Blog

Throw Away Your Microwave

Throw Away Your Microwave

Do you really know the effects of microwave cooking on your food? We live in such a fast paced society nowadays where we need things quick and in a hurry. Microwaving a meal means you get to eat a lot sooner with no food preparation but is it really healthy for you? Everything vibrates at a frequency, even food. Microwaves have a strong electric field. The short wave radiation from the microwave changes the molecular structure of food. It makes heating of the food uneven. Most microwave users cook everything on high power except when defrosting. The higher the power the stronger the electric field and the more damaging it is for the nutrients in your food. Cooking your food whether on the stove or on the oven destroys nutrients.

According to Dr. Mercola, the Jan/Feb Nutrition Action Newsletter reported the leakage of numerous toxic chemicals from the packaging of common microwavable foods, including pizzas, chips and popcorn. Microwaving fatty foods in plastic containers leads to the release of dioxins (known carcinogens) and other toxins into your food.One of the worst contaminants is BPA, or bisphenol A, an estrogen-like compound used widely in plastic products. In fact, dishes made specifically for the microwave often contain BPA, but many other plastic products contain it as well. There are very small amounts of radiation leakage through the viewing glass, but the FDA reports these levels are “insignificant” and “well below the level known to harm people.” Should we believe them?

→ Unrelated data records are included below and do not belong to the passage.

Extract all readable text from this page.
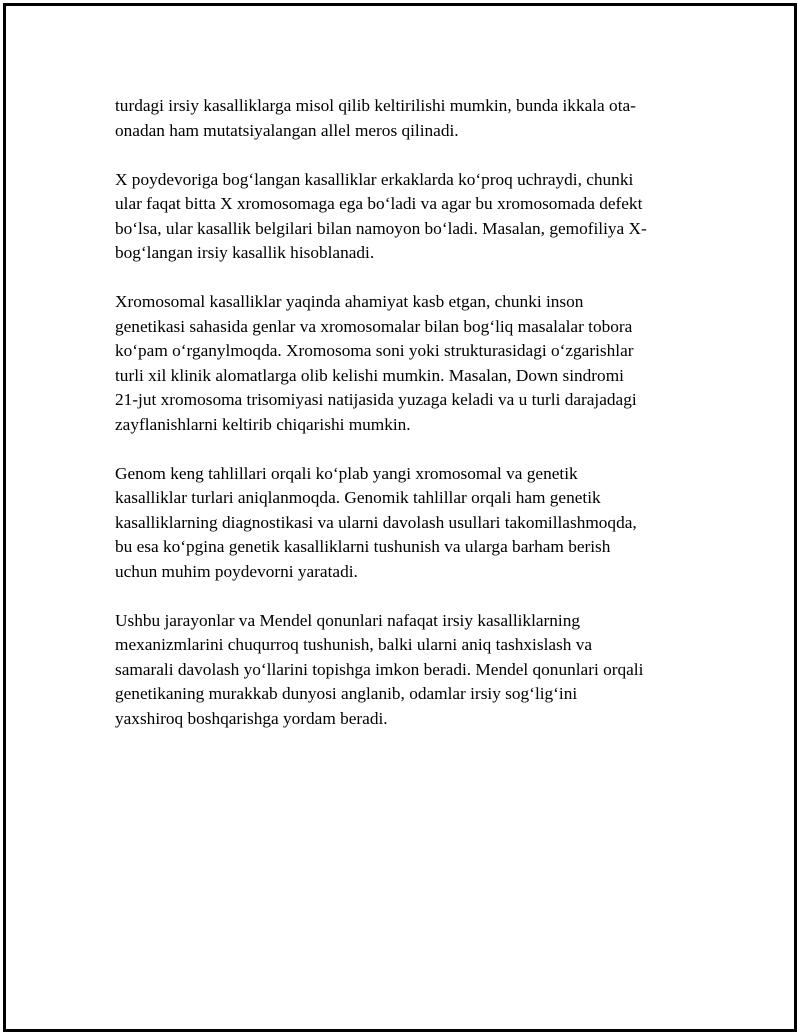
turdagi irsiy kasalliklarga misol qilib keltirilishi mumkin, bunda ikkala ota-
onadan ham mutatsiyalangan allel meros qilinadi.

X poydevoriga bog‘langan kasalliklar erkaklarda ko‘proq uchraydi, chunki
ular faqat bitta X xromosomaga ega bo‘ladi va agar bu xromosomada defekt
bo‘lsa, ular kasallik belgilari bilan namoyon bo‘ladi. Masalan, gemofiliya X-
bog‘langan irsiy kasallik hisoblanadi.

Xromosomal kasalliklar yaqinda ahamiyat kasb etgan, chunki inson
genetikasi sahasida genlar va xromosomalar bilan bog‘liq masalalar tobora
ko‘pam o‘rganylmoqda. Xromosoma soni yoki strukturasidagi o‘zgarishlar
turli xil klinik alomatlarga olib kelishi mumkin. Masalan, Down sindromi
21-jut xromosoma trisomiyasi natijasida yuzaga keladi va u turli darajadagi
zayflanishlarni keltirib chiqarishi mumkin.

Genom keng tahlillari orqali ko‘plab yangi xromosomal va genetik
kasalliklar turlari aniqlanmoqda. Genomik tahlillar orqali ham genetik
kasalliklarning diagnostikasi va ularni davolash usullari takomillashmoqda,
bu esa ko‘pgina genetik kasalliklarni tushunish va ularga barham berish
uchun muhim poydevorni yaratadi.

Ushbu jarayonlar va Mendel qonunlari nafaqat irsiy kasalliklarning
mexanizmlarini chuqurroq tushunish, balki ularni aniq tashxislash va
samarali davolash yo‘llarini topishga imkon beradi. Mendel qonunlari orqali
genetikaning murakkab dunyosi anglanib, odamlar irsiy sog‘lig‘ini
yaxshiroq boshqarishga yordam beradi.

So what do you do when you are too busy to cook?  Buy a small convection oven instead. I know that infrared cooking is getting a lot of attention. Infrared energy heats the food by quickly vibrating the molecules inside the food to allow more of the moisture to be retained inside the food.  Being 85% raw, I have no use for either so I say do your home work and remember the best nutrients are found in raw foods.